Other applications are equally obvious—e.g., by engineering endogenous muscarinic receptors via CRISPR technology one could create mice in which endogenous muscarinic receptors are replaced by DREADDs to achieve precise control over muscarinic receptor subtype signaling. This would allow researchers to deconstruct the roles of various muscarinic receptors in neuropsychiatric disease models. Alternatively, CRISPR-based technology could be used to knock-in DREADDs into essentially any locus in the genome to achieve cell-type specific control of signaling in virtually any tissue and organ.

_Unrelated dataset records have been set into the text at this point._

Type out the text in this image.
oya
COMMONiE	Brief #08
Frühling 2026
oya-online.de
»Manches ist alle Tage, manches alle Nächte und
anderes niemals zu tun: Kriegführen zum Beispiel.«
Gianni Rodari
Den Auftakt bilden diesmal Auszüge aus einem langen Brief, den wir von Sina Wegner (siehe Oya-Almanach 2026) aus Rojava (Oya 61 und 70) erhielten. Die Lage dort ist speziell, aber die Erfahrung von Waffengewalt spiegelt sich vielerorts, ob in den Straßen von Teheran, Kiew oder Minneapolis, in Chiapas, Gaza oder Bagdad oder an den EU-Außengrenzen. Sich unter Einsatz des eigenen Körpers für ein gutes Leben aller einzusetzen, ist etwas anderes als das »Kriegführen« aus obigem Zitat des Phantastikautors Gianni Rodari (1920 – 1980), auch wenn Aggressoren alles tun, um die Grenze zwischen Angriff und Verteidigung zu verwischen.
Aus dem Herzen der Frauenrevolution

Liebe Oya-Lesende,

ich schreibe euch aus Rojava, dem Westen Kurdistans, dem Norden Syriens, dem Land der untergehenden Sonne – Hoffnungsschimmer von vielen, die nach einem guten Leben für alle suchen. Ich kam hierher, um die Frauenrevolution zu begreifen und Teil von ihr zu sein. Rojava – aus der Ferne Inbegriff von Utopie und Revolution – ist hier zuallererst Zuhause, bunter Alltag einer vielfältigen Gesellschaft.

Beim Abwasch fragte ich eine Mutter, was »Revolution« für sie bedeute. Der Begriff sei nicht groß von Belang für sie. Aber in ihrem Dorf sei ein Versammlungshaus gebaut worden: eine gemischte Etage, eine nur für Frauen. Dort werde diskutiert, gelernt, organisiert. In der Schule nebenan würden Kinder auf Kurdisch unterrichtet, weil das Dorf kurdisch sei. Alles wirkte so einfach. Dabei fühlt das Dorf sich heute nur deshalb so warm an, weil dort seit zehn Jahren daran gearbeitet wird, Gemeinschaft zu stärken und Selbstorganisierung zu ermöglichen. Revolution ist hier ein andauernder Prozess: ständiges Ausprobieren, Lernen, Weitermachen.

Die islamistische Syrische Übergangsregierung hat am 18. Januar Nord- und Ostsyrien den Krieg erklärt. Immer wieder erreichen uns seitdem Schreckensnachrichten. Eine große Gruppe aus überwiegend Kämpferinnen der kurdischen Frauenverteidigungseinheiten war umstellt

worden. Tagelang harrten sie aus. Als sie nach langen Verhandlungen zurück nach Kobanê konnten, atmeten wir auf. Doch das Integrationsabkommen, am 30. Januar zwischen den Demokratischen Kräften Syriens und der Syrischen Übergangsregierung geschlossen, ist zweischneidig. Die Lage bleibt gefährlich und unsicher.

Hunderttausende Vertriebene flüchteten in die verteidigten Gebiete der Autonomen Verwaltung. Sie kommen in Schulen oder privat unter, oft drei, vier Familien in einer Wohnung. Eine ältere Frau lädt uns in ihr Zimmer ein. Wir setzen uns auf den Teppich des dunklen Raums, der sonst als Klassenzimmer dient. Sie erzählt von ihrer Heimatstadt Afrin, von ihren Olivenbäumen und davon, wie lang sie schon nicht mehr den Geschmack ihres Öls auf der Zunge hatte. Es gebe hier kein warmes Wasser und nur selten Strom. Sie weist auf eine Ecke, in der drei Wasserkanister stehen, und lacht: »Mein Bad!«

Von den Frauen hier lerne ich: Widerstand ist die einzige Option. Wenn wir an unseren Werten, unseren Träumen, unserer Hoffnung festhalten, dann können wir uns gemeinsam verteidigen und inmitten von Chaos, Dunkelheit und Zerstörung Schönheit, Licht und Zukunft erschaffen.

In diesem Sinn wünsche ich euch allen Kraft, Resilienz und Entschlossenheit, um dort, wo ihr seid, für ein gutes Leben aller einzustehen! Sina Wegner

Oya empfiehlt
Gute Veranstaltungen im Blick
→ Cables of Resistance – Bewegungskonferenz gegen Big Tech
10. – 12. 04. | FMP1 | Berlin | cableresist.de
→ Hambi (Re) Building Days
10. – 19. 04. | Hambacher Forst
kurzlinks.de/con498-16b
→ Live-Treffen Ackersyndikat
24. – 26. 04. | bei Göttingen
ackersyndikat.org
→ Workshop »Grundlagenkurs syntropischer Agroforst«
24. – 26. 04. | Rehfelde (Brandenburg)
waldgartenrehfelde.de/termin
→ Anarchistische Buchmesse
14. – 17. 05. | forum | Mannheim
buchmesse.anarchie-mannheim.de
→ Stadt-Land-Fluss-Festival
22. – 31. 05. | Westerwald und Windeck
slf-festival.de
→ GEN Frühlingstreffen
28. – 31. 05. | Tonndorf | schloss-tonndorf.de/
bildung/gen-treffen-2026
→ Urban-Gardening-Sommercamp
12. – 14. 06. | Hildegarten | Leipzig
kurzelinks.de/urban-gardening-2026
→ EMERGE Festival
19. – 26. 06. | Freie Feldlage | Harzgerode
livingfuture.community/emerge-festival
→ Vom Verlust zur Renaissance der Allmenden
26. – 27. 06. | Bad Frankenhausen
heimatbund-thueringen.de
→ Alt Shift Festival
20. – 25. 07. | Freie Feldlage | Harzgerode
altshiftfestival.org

Indeed, with the currently available tissue engineering, gene therapy, and synthetic biology tools we are limited only by our imagination in how we might adapt DREADD technology for interrogating and ultimately treating human neuropsychiatric diseases.

Statement of Interest

All of the work involving DREADD technology in the Roth lab summarized in this review has been supported by the NIH and by NARSAD. Mice expressing DREADD receptors have been licensed to Takeda Pharmaceuticals; Dr Roth has received a grant from Merck Pharmaceuticals for enhancing DREADD technology. Over the past 18 months Dr Roth has consulted for Pfizer Pharmaceuticals and RuiYi Pharmaceuticals and has received honoraria from Novartis Pharmaceuticals. DREADD technology is an open-source non-patented resource.